Providing information in IP disputes – the question of form
There is no doctrine or jurisprudence about the form in which a so-called information claim should be carried out (Article 2861 of the Act of 30 June 2000 Industrial Property Law (IPL) and Article 80 of the Act of February 4, 1994 on Copyright and Related Rights (AC)). The question about the form of providing information is closely related to the ratio legis of the regulation. Its aim is to facilitate obtaining evidence by requesting it from the defendant in order to formulate relevant claims in an infringement matter. Therefore, above all, the information has to be reliable because it may serve to specify the factual basis of the statement of claims.
IPL and AC do not contain any specific regulation regarding the form in which the information should be provided by the defendant. May it be any form? Will it be a fulfillment of the information obligation to present a computer printout or an electronic file? This is primarily about situations in which the obligated party is to provide certain aggregate information, which is usually presented in a form of a table. Most often this is information about the number of products sold, revenues from sales, costs, etc.
In our opinion the information provided by the defendant must be presented in such form that there is no doubt as to its veracity. The credibility of the data should be confirmed primarily by the signature, e.g. of the defendant, the main accountant or a person representing the defendant. The plaintiff does not have the tools to verify the submitted data, and the courts are reluctant to accept evidence from the expert’s opinion to verify such information, especially when it would be necessary to carry out activities at the registered office of the defendant.
In one of our cases, there was a situation in which the defendant’s attorney delivered a table with specific information to the court file. This table was not signed by anyone. Of course, the trustworthiness of the data could not be confirmed by the attorney – this is not his procedural role. The conduct of defendant in the whole proceeding allowed a justified suspicion that this data may be unreliable.
Nevertheless, the court in the case considered that the presentation of the table was the fulfillment of the obligation imposed by the court, and the plaintiff had no possibility to request information in a different form. What is more, the court ordered damages on the basis of the table, without any verification.

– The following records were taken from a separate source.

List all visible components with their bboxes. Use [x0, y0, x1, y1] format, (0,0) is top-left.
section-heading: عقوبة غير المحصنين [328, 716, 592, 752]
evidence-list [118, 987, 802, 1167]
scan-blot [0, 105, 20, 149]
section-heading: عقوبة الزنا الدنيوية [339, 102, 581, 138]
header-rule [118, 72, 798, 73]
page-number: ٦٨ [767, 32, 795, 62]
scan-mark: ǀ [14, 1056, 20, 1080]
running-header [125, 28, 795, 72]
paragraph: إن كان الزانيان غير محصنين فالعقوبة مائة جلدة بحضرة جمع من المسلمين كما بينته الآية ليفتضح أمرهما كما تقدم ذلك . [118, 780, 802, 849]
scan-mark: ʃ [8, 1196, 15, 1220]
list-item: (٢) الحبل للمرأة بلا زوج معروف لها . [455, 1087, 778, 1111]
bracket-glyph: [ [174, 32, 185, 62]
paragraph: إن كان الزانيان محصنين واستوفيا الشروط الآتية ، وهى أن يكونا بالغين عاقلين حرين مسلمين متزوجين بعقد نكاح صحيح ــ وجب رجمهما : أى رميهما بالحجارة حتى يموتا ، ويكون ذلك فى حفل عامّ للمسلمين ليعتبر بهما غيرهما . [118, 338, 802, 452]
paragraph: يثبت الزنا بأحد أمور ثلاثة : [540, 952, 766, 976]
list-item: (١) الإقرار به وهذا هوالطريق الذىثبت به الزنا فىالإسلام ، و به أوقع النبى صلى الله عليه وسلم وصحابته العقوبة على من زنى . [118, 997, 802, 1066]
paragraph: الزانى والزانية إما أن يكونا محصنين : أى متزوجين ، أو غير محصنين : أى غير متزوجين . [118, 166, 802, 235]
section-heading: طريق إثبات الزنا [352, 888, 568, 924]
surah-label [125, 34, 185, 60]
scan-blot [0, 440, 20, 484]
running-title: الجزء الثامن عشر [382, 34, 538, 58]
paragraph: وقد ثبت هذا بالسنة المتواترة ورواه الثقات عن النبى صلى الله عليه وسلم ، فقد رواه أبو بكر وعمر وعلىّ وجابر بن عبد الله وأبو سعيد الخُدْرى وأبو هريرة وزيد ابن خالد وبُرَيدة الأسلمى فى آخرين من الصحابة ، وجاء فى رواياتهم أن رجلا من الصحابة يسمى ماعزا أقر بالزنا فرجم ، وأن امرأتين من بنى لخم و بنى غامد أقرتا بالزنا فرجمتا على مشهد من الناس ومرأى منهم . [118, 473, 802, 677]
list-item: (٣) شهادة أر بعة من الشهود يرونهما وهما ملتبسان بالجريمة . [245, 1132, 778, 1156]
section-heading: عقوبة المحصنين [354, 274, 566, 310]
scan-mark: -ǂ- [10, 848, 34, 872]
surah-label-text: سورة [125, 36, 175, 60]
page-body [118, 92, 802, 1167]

In our opinion, the court’s position in the case was wrong. The provisions of the IPL define only the content of the information obligation. The fact that there is no regulation about the form does not mean that it can be any form, and the relevant provisions of the Code of Civil Procedure regarding private documents (CCP) should apply. According to art. 245 CCP, a private document in a written or electronic form is evidence that the person who signed it made a declaration contained in the document. Only this form, i.e. authenticated by a signature, means accepting responsibility for the truthfulness of data included in the document.
A comprehensive look at the regulation on providing information by the defendant leads to a conclusion that the information should have a form of a private document, i.e. it has to be signed by a relevant person. This means that the presentation of a table, or a printout with information without a signature, should be considered as a non-fulfillment of the information obligation.